At first he did not collar me. He did not think it necessary. But as he realised I did not yield to all of his requirements he decided to collar me.

I discovered that I felt safe as slave to Senor. He was not available very often and so required me to undertake my own teaching - this involved sexual acts as well as practicing being submissive with others.

It was through "others" that I met my now Master. In being submissive, I was lent to a learning Dom who was interested in making me do things without consideration and humiliating me. He had taken me to a place where I was required to have sex with a French woman. At this point I was aware of a man sitting quietly observing the scene. I felt some kind of connection with him just knowing he was watching. When he spoke it was very calm and non judgemental. The French girl being satisfied left commenting only that it was good and poufff she was gone.

My Master offered me friendship. .... the rest is history as they say.

Oh except that as the end of the 2 weeks approached I explained to my Master that I really wanted to stay with him. I did feel though a great deal of emotional discomfort knowing that I was being disloyal in this way to Senor. It is surprising really how entirely the role as a slave has penetrated through me. And so negotiations commenced with me as the messenger between Senor and my Master. It was so strange. Eventually Senor agreed to give me away to my Master. He did not want money. He did try to take me back as my Master cleverly predicted but my Master had already been prepared and so stopped the possibility.


I really know that it has value for me as a person.....


Senor had taught me that there could be no bad feelings for any reason. If I so much as mentioned a bad feeling, he would remind me that it was not permitted and then would change the situation with immediate effect. Unless of course I could change the feeling myself. If I felt bad enough that I had caused him inconvenience, I was of course able to alter my feeling.

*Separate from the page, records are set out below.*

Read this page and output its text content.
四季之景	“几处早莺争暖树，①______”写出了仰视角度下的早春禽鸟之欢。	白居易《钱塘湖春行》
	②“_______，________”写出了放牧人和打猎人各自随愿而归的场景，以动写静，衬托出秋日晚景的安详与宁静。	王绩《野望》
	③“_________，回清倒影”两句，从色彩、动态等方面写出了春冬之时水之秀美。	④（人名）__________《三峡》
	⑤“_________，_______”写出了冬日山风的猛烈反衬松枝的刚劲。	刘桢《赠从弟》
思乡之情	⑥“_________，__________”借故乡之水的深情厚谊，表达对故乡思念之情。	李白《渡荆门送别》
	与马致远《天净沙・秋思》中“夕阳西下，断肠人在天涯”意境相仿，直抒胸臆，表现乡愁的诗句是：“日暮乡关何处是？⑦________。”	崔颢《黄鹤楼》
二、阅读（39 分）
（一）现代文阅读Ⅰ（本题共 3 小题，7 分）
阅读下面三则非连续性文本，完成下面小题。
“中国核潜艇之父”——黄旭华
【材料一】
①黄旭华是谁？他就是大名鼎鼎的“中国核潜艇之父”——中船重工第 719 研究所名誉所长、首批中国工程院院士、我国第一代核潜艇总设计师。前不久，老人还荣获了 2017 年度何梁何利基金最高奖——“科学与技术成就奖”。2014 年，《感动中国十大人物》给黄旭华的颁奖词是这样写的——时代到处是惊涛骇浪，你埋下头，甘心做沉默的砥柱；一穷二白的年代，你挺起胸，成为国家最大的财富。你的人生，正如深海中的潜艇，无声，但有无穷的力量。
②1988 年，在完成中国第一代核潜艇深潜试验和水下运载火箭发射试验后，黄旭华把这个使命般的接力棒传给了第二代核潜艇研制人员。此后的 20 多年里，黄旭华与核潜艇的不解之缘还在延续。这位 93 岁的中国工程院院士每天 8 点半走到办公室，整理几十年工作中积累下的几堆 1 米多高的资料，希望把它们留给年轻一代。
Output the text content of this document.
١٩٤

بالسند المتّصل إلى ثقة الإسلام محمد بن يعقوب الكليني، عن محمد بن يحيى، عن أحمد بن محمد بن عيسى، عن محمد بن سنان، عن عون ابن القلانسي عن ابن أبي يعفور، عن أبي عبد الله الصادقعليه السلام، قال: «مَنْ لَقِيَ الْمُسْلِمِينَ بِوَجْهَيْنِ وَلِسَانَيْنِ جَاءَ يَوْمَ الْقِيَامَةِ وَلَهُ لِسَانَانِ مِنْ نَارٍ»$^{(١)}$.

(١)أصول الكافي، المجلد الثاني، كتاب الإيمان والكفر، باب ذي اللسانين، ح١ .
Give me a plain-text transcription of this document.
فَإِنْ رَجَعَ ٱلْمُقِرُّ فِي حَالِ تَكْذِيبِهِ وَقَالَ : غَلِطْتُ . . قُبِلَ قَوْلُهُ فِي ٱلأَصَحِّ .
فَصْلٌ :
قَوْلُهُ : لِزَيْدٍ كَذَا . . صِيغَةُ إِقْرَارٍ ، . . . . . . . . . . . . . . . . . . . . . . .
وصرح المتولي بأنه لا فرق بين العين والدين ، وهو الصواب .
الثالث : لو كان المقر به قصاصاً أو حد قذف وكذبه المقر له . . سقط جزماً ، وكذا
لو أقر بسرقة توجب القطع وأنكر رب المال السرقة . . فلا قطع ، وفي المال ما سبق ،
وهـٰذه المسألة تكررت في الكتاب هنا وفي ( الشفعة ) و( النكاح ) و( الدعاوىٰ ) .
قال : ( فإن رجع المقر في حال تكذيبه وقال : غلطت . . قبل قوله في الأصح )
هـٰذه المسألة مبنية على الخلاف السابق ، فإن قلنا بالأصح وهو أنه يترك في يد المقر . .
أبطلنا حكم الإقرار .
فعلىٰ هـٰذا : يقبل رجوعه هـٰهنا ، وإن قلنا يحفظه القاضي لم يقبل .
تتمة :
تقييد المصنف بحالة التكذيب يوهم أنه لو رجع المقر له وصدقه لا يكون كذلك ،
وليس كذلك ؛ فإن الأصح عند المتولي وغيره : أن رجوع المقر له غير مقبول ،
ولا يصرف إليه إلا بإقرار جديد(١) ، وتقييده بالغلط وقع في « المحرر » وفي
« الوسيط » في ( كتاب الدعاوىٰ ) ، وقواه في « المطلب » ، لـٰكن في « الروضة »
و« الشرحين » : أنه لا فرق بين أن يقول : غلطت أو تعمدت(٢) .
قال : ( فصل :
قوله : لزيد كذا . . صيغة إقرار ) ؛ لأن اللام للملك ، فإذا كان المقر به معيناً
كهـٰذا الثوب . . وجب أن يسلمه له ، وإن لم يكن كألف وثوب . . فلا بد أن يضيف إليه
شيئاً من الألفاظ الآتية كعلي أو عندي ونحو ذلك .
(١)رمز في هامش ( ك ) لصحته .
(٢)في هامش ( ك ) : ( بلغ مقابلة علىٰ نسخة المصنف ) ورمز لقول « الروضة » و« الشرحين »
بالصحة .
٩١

I can see how this serves a valuable purpose.

I also see how easy I developed a devotion and love for Senor to begin with but more wholesomely with my Master. He takes care of me and is loving in every decision he makes for me. In return I have developed love and respect.

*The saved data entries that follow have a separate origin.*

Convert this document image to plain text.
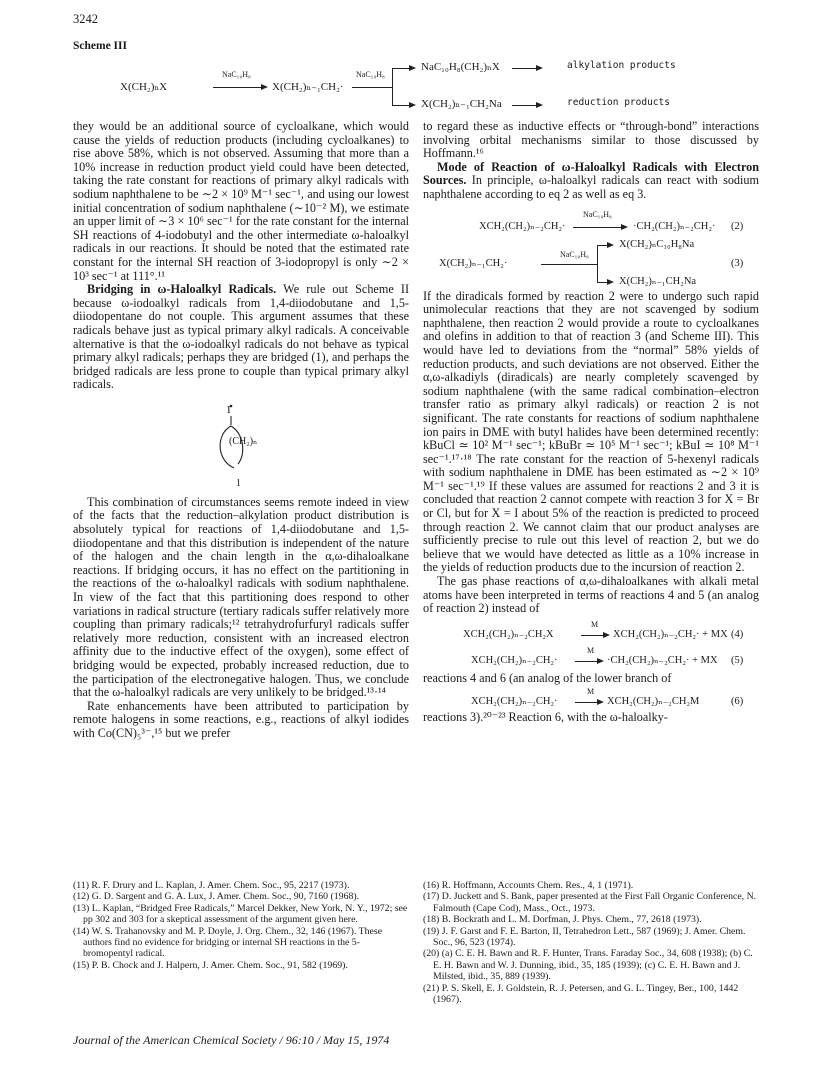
3242
Scheme III
X(CH₂)ₙX
NaC₁₀H₈
X(CH₂)ₙ₋₁CH₂·
NaC₁₀H₈
NaC₁₀H₈(CH₂)ₙX	alkylation products
X(CH₂)ₙ₋₁CH₂Na	reduction products

they would be an additional source of cycloalkane, which would cause the yields of reduction products (including cycloalkanes) to rise above 58%, which is not observed. Assuming that more than a 10% increase in reduction product yield could have been detected, taking the rate constant for reactions of primary alkyl radicals with sodium naphthalene to be ∼2 × 10⁹ M⁻¹ sec⁻¹, and using our lowest initial concentration of sodium naphthalene (∼10⁻² M), we estimate an upper limit of ∼3 × 10⁶ sec⁻¹ for the rate constant for the internal SH reactions of 4-iodobutyl and the other intermediate ω-haloalkyl radicals in our reactions. It should be noted that the estimated rate constant for the internal SH reaction of 3-iodopropyl is only ∼2 × 10³ sec⁻¹ at 111°.¹¹

Bridging in ω-Haloalkyl Radicals. We rule out Scheme II because ω-iodoalkyl radicals from 1,4-diiodobutane and 1,5-diiodopentane do not couple. This argument assumes that these radicals behave just as typical primary alkyl radicals. A conceivable alternative is that the ω-iodoalkyl radicals do not behave as typical primary alkyl radicals; perhaps they are bridged (1), and perhaps the bridged radicals are less prone to couple than typical primary alkyl radicals.

I
(CH₂)ₙ
1

This combination of circumstances seems remote indeed in view of the facts that the reduction–alkylation product distribution is absolutely typical for reactions of 1,4-diiodobutane and 1,5-diiodopentane and that this distribution is independent of the nature of the halogen and the chain length in the α,ω-dihaloalkane reactions. If bridging occurs, it has no effect on the partitioning in the reactions of the ω-haloalkyl radicals with sodium naphthalene. In view of the fact that this partitioning does respond to other variations in radical structure (tertiary radicals suffer relatively more coupling than primary radicals;¹² tetrahydrofurfuryl radicals suffer relatively more reduction, consistent with an increased electron affinity due to the inductive effect of the oxygen), some effect of bridging would be expected, probably increased reduction, due to the participation of the electronegative halogen. Thus, we conclude that the ω-haloalkyl radicals are very unlikely to be bridged.¹³·¹⁴

Rate enhancements have been attributed to participation by remote halogens in some reactions, e.g., reactions of alkyl iodides with Co(CN)₅³⁻,¹⁵ but we prefer

to regard these as inductive effects or “through-bond” interactions involving orbital mechanisms similar to those discussed by Hoffmann.¹⁶

Mode of Reaction of ω-Haloalkyl Radicals with Electron Sources. In principle, ω-haloalkyl radicals can react with sodium naphthalene according to eq 2 as well as eq 3.

XCH₂(CH₂)ₙ₋₂CH₂·
NaC₁₀H₈
·CH₂(CH₂)ₙ₋₂CH₂· (2)
X(CH₂)ₙ₋₁CH₂·
NaC₁₀H₈
X(CH₂)ₙC₁₀H₈Na
X(CH₂)ₙ₋₁CH₂Na
(3)

If the diradicals formed by reaction 2 were to undergo such rapid unimolecular reactions that they are not scavenged by sodium naphthalene, then reaction 2 would provide a route to cycloalkanes and olefins in addition to that of reaction 3 (and Scheme III). This would have led to deviations from the “normal” 58% yields of reduction products, and such deviations are not observed. Either the α,ω-alkadiyls (diradicals) are nearly completely scavenged by sodium naphthalene (with the same radical combination–electron transfer ratio as primary alkyl radicals) or reaction 2 is not significant. The rate constants for reactions of sodium naphthalene ion pairs in DME with butyl halides have been determined recently: kBuCl ≃ 10² M⁻¹ sec⁻¹; kBuBr ≃ 10⁵ M⁻¹ sec⁻¹; kBuI ≃ 10⁸ M⁻¹ sec⁻¹.¹⁷·¹⁸ The rate constant for the reaction of 5-hexenyl radicals with sodium naphthalene in DME has been estimated as ∼2 × 10⁹ M⁻¹ sec⁻¹.¹⁹ If these values are assumed for reactions 2 and 3 it is concluded that reaction 2 cannot compete with reaction 3 for X = Br or Cl, but for X = I about 5% of the reaction is predicted to proceed through reaction 2. We cannot claim that our product analyses are sufficiently precise to rule out this level of reaction 2, but we do believe that we would have detected as little as a 10% increase in the yields of reduction products due to the incursion of reaction 2.

The gas phase reactions of α,ω-dihaloalkanes with alkali metal atoms have been interpreted in terms of reactions 4 and 5 (an analog of reaction 2) instead of

XCH₂(CH₂)ₙ₋₂CH₂X
M
XCH₂(CH₂)ₙ₋₂CH₂· + MX (4)
XCH₂(CH₂)ₙ₋₂CH₂·
M
·CH₂(CH₂)ₙ₋₂CH₂· + MX (5)

reactions 4 and 6 (an analog of the lower branch of

XCH₂(CH₂)ₙ₋₂CH₂·
M
XCH₂(CH₂)ₙ₋₂CH₂M	(6)

reactions 3).²⁰⁻²³ Reaction 6, with the ω-haloalky-

(11) R. F. Drury and L. Kaplan, J. Amer. Chem. Soc., 95, 2217 (1973).

(12) G. D. Sargent and G. A. Lux, J. Amer. Chem. Soc., 90, 7160 (1968).

(13) L. Kaplan, “Bridged Free Radicals,” Marcel Dekker, New York, N. Y., 1972; see pp 302 and 303 for a skeptical assessment of the argument given here.

(14) W. S. Trahanovsky and M. P. Doyle, J. Org. Chem., 32, 146 (1967). These authors find no evidence for bridging or internal SH reactions in the 5-bromopentyl radical.

(15) P. B. Chock and J. Halpern, J. Amer. Chem. Soc., 91, 582 (1969).

(16) R. Hoffmann, Accounts Chem. Res., 4, 1 (1971).

(17) D. Juckett and S. Bank, paper presented at the First Fall Organic Conference, N. Falmouth (Cape Cod), Mass., Oct., 1973.

(18) B. Bockrath and L. M. Dorfman, J. Phys. Chem., 77, 2618 (1973).

(19) J. F. Garst and F. E. Barton, II, Tetrahedron Lett., 587 (1969); J. Amer. Chem. Soc., 96, 523 (1974).

(20) (a) C. E. H. Bawn and R. F. Hunter, Trans. Faraday Soc., 34, 608 (1938); (b) C. E. H. Bawn and W. J. Dunning, ibid., 35, 185 (1939); (c) C. E. H. Bawn and J. Milsted, ibid., 35, 889 (1939).

(21) P. S. Skell, E. J. Goldstein, R. J. Petersen, and G. L. Tingey, Ber., 100, 1442 (1967).

Journal of the American Chemical Society / 96:10 / May 15, 1974
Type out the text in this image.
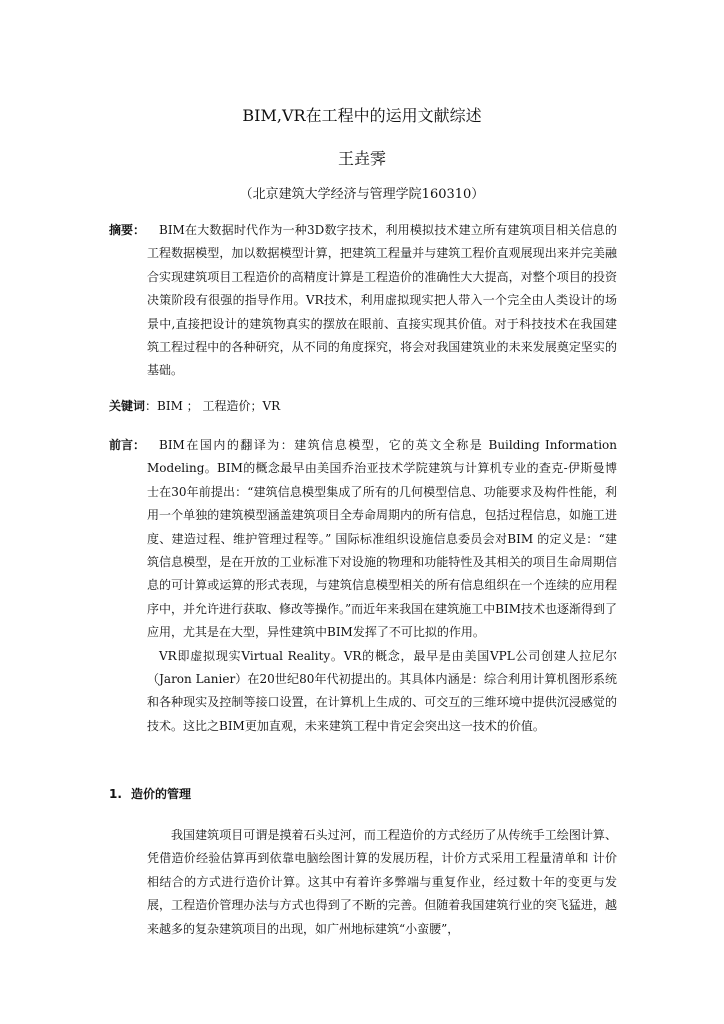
BIM,VR在工程中的运用文献综述
王垚霁
（北京建筑大学经济与管理学院160310）
摘要：	BIM在大数据时代作为一种3D数字技术，利用模拟技术建立所有建筑项目相关信息的工程数据模型，加以数据模型计算，把建筑工程量并与建筑工程价直观展现出来并完美融合实现建筑项目工程造价的高精度计算是工程造价的准确性大大提高，对整个项目的投资决策阶段有很强的指导作用。VR技术，利用虚拟现实把人带入一个完全由人类设计的场景中,直接把设计的建筑物真实的摆放在眼前、直接实现其价值。对于科技技术在我国建筑工程过程中的各种研究，从不同的角度探究，将会对我国建筑业的未来发展奠定坚实的基础。

关键词：BIM ； 工程造价；VR
前言：	BIM在国内的翻译为：建筑信息模型，它的英文全称是 Building Information Modeling。BIM的概念最早由美国乔治亚技术学院建筑与计算机专业的查克-伊斯曼博士在30年前提出：“建筑信息模型集成了所有的几何模型信息、功能要求及构件性能，利用一个单独的建筑模型涵盖建筑项目全寿命周期内的所有信息，包括过程信息，如施工进度、建造过程、维护管理过程等。” 国际标准组织设施信息委员会对BIM 的定义是：“建筑信息模型，是在开放的工业标准下对设施的物理和功能特性及其相关的项目生命周期信息的可计算或运算的形式表现，与建筑信息模型相关的所有信息组织在一个连续的应用程序中，并允许进行获取、修改等操作。”而近年来我国在建筑施工中BIM技术也逐渐得到了应用，尤其是在大型，异性建筑中BIM发挥了不可比拟的作用。

VR即虚拟现实Virtual Reality。VR的概念，最早是由美国VPL公司创建人拉尼尔（Jaron Lanier）在20世纪80年代初提出的。其具体内涵是：综合利用计算机图形系统和各种现实及控制等接口设置，在计算机上生成的、可交互的三维环境中提供沉浸感觉的技术。这比之BIM更加直观，未来建筑工程中肯定会突出这一技术的价值。

1. 造价的管理
我国建筑项目可谓是摸着石头过河，而工程造价的方式经历了从传统手工绘图计算、凭借造价经验估算再到依靠电脑绘图计算的发展历程，计价方式采用工程量清单和 计价相结合的方式进行造价计算。这其中有着许多弊端与重复作业，经过数十年的变更与发展，工程造价管理办法与方式也得到了不断的完善。但随着我国建筑行业的突飞猛进，越来越多的复杂建筑项目的出现，如广州地标建筑“小蛮腰”，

Mainly with sexual requirements - I am to be available at all times and when I remind myself f this or am reminded I am instantly aroused anyway. The arousal has developed through a sort of conditioning I think. This I will not go into detail about but suffice to say I undertake the requirements of me, which become an arousal. The simply to be reminded I am open and available. My Master is masterful at ensuring I am very satisfied when taking my availability to him. And so I feel even more conditioned and my willingness to be available is complete.

Where I am today?
Well I love to be my Master's slave. We are however, more than slave and Master. I know at all times I am my Master's slave but I forget as I am learning. My own everyday insecurities and inadequacies for example have been triggered as a result of how my Master is. And forgetting my position as well as us negotiating how we are in our relationship has resulted in me forgetting how to be. Negotiating, disagreeing etc.
I have had bed feelings. Thankfully my Master is patient and tolerant with me and probably because he also loves me.
I am very thankful to my Master for the way he is with me whilst he is teaching me to be his slave.

Of course this is only one element of me so I hope to try and gain some clarity about all of this as I continue to write to you here.